"We have to celebrate the differences instead of using 'difference' to discriminate against each other."
Appleton appealed to me because I am a small-town person. I'm very family-oriented; I liked the sense of community.
Philips: We came here for my job at the paper company, and like most paper companies, we practice in Europe, in Asia, and in different parts of the world, so it brings in a lot of different kinds of people. Just going to the grocery store in Appleton, I run into professionals from other countries or other states. It's diverse - not in terms of racial population - but you do get to see people from all over the world. Coming from abroad myself, I find that aspect enriching.
"I love living in Wisconsin, in Appleton, but of course we also experience some of what is going on nationally in terms of race relations. It's important for all of us to work towards acceptance.

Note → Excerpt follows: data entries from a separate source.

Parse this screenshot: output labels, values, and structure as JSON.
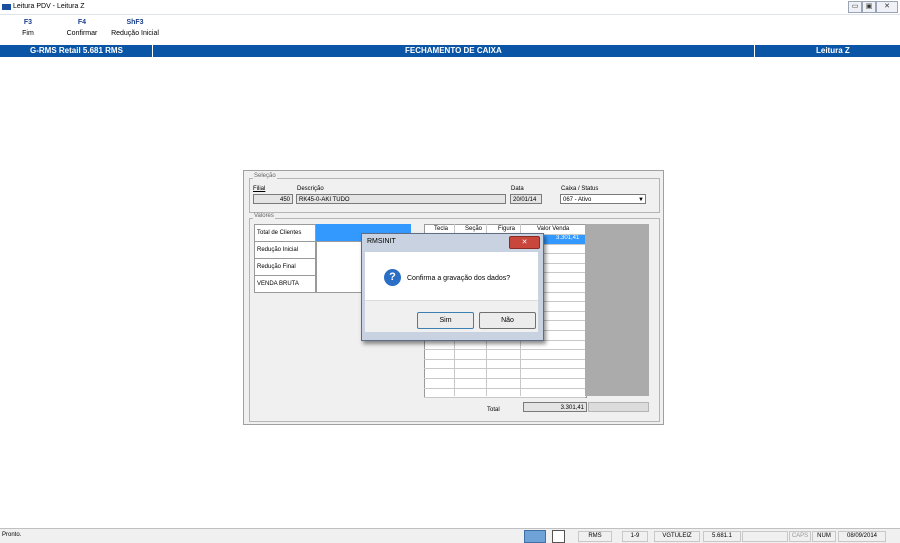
{
  "window": {
    "title": "Leitura PDV - Leitura Z",
    "controls": [
      "▭",
      "▣",
      "✕"
    ]
  },
  "function_keys": [
    {
      "key": "F3",
      "label": "Fim"
    },
    {
      "key": "F4",
      "label": "Confirmar"
    },
    {
      "key": "ShF3",
      "label": "Redução Inicial"
    }
  ],
  "header": {
    "left": "G-RMS Retail 5.681 RMS",
    "center": "FECHAMENTO DE CAIXA",
    "right": "Leitura Z"
  },
  "selecao": {
    "legend": "Seleção",
    "filial_label": "Filial",
    "filial_value": "450",
    "descricao_label": "Descrição",
    "descricao_value": "RK45-0-AKI TUDO",
    "data_label": "Data",
    "data_value": "20/01/14",
    "caixa_label": "Caixa / Status",
    "caixa_value": "067  - Ativo"
  },
  "valores": {
    "legend": "Valores",
    "rows": [
      "Total de Clientes",
      "Redução Inicial",
      "Redução Final",
      "VENDA BRUTA"
    ],
    "grid_headers": [
      "Tecla",
      "Seção",
      "Figura",
      "Valor Venda"
    ],
    "grid_first_value": "3.301,41",
    "total_label": "Total",
    "total_value": "3.301,41"
  },
  "dialog": {
    "title": "RMSINIT",
    "message": "Confirma a gravação dos dados?",
    "yes": "Sim",
    "no": "Não"
  },
  "statusbar": {
    "status": "Pronto.",
    "fields": [
      "RMS",
      "1-9",
      "VGTULEIZ",
      "5.681.1",
      "",
      "CAPS",
      "NUM",
      "08/09/2014"
    ]
  },
  "colors": {
    "accent": "#0a55a6",
    "selection": "#3399ff",
    "question_icon": "#2a6ec5"
  }
}
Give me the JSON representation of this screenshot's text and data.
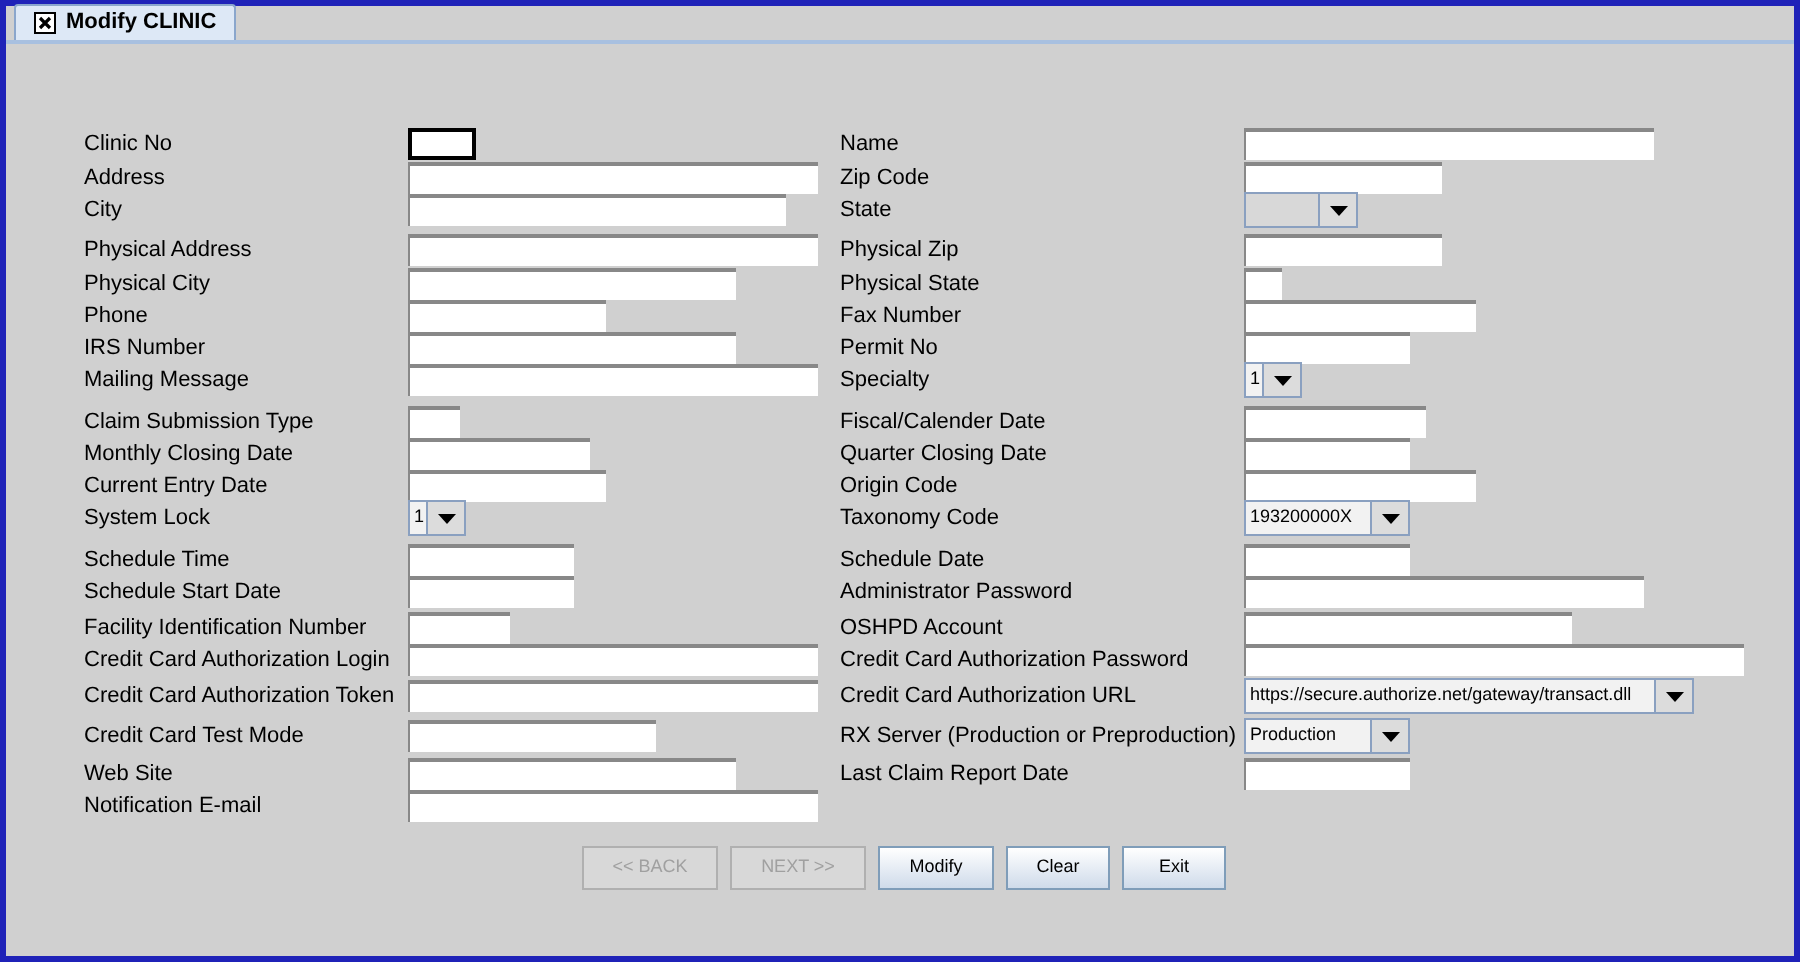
{
  "tab": {
    "label": "Modify CLINIC",
    "selected": true
  },
  "rows": [
    {
      "left": {
        "label": "Clinic No",
        "field": {
          "kind": "text",
          "focused": true
        }
      },
      "right": {
        "label": "Name",
        "field": {
          "kind": "text",
          "focused": false
        }
      }
    },
    {
      "left": {
        "label": "Address",
        "field": {
          "kind": "text",
          "focused": false
        }
      },
      "right": {
        "label": "Zip Code",
        "field": {
          "kind": "text",
          "focused": false
        }
      }
    },
    {
      "left": {
        "label": "City",
        "field": {
          "kind": "text",
          "focused": false
        }
      },
      "right": {
        "label": "State",
        "field": {
          "kind": "combo",
          "focused": false
        }
      }
    },
    {
      "left": {
        "label": "Physical Address",
        "field": {
          "kind": "text",
          "focused": false
        }
      },
      "right": {
        "label": "Physical Zip",
        "field": {
          "kind": "text",
          "focused": false
        }
      }
    },
    {
      "left": {
        "label": "Physical City",
        "field": {
          "kind": "text",
          "focused": false
        }
      },
      "right": {
        "label": "Physical State",
        "field": {
          "kind": "text",
          "focused": false
        }
      }
    },
    {
      "left": {
        "label": "Phone",
        "field": {
          "kind": "text",
          "focused": false
        }
      },
      "right": {
        "label": "Fax Number",
        "field": {
          "kind": "text",
          "focused": false
        }
      }
    },
    {
      "left": {
        "label": "IRS Number",
        "field": {
          "kind": "text",
          "focused": false
        }
      },
      "right": {
        "label": "Permit No",
        "field": {
          "kind": "text",
          "focused": false
        }
      }
    },
    {
      "left": {
        "label": "Mailing Message",
        "field": {
          "kind": "text",
          "focused": false
        }
      },
      "right": {
        "label": "Specialty",
        "field": {
          "kind": "combo",
          "value": "1",
          "focused": false
        }
      }
    },
    {
      "left": {
        "label": "Claim Submission Type",
        "field": {
          "kind": "text",
          "focused": false
        }
      },
      "right": {
        "label": "Fiscal/Calender Date",
        "field": {
          "kind": "text",
          "focused": false
        }
      }
    },
    {
      "left": {
        "label": "Monthly Closing Date",
        "field": {
          "kind": "text",
          "focused": false
        }
      },
      "right": {
        "label": "Quarter Closing Date",
        "field": {
          "kind": "text",
          "focused": false
        }
      }
    },
    {
      "left": {
        "label": "Current Entry Date",
        "field": {
          "kind": "text",
          "focused": false
        }
      },
      "right": {
        "label": "Origin Code",
        "field": {
          "kind": "text",
          "focused": false
        }
      }
    },
    {
      "left": {
        "label": "System Lock",
        "field": {
          "kind": "combo",
          "value": "1",
          "focused": false
        }
      },
      "right": {
        "label": "Taxonomy Code",
        "field": {
          "kind": "combo",
          "value": "193200000X",
          "focused": false
        }
      }
    },
    {
      "left": {
        "label": "Schedule Time",
        "field": {
          "kind": "text",
          "focused": false
        }
      },
      "right": {
        "label": "Schedule Date",
        "field": {
          "kind": "text",
          "focused": false
        }
      }
    },
    {
      "left": {
        "label": "Schedule Start Date",
        "field": {
          "kind": "text",
          "focused": false
        }
      },
      "right": {
        "label": "Administrator Password",
        "field": {
          "kind": "text",
          "focused": false
        }
      }
    },
    {
      "left": {
        "label": "Facility Identification Number",
        "field": {
          "kind": "text",
          "focused": false
        }
      },
      "right": {
        "label": "OSHPD Account",
        "field": {
          "kind": "text",
          "focused": false
        }
      }
    },
    {
      "left": {
        "label": "Credit Card Authorization Login",
        "field": {
          "kind": "text",
          "focused": false
        }
      },
      "right": {
        "label": "Credit Card Authorization Password",
        "field": {
          "kind": "text",
          "focused": false
        }
      }
    },
    {
      "left": {
        "label": "Credit Card Authorization Token",
        "field": {
          "kind": "text",
          "focused": false
        }
      },
      "right": {
        "label": "Credit Card Authorization URL",
        "field": {
          "kind": "combo",
          "value": "https://secure.authorize.net/gateway/transact.dll",
          "focused": false
        }
      }
    },
    {
      "left": {
        "label": "Credit Card Test Mode",
        "field": {
          "kind": "text",
          "focused": false
        }
      },
      "right": {
        "label": "RX Server (Production or Preproduction)",
        "field": {
          "kind": "combo",
          "value": "Production",
          "focused": false
        }
      }
    },
    {
      "left": {
        "label": "Web Site",
        "field": {
          "kind": "text",
          "focused": false
        }
      },
      "right": {
        "label": "Last Claim Report Date",
        "field": {
          "kind": "text",
          "focused": false
        }
      }
    },
    {
      "left": {
        "label": "Notification E-mail",
        "field": {
          "kind": "text",
          "focused": false
        }
      }
    }
  ],
  "buttons": [
    {
      "label": "<< BACK",
      "disabled": true
    },
    {
      "label": "NEXT >>",
      "disabled": true
    },
    {
      "label": "Modify",
      "disabled": false
    },
    {
      "label": "Clear",
      "disabled": false
    },
    {
      "label": "Exit",
      "disabled": false
    }
  ]
}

Love will change a whole lot of things, but we have to work towards that love, and that love means accepting the differences. We have to celebrate the differences instead of using 'difference' to discriminate against each other."
"I'm a professor of multicultural education. The work that I do focuses on supporting individuals to know more about being black, or being African. I started a non-profit with my husband and two other couples that focuses on engaging the community to provide quality educational opportunities for black children.
As I open up books, as I open up newspapers, as I open up textbooks, as I turn on the news, I see the omission or the misrepresentation of people of African descent and I think to myself:
I want my daughter to know that she has a place, a sense of ownership to this community. That is the driving force that inspires me to do what I do.
We're always reminded to "be the change you wish to see," so that's where I'm coming from. And I just believe that this work is my ministry. I truly believe this work is my calling."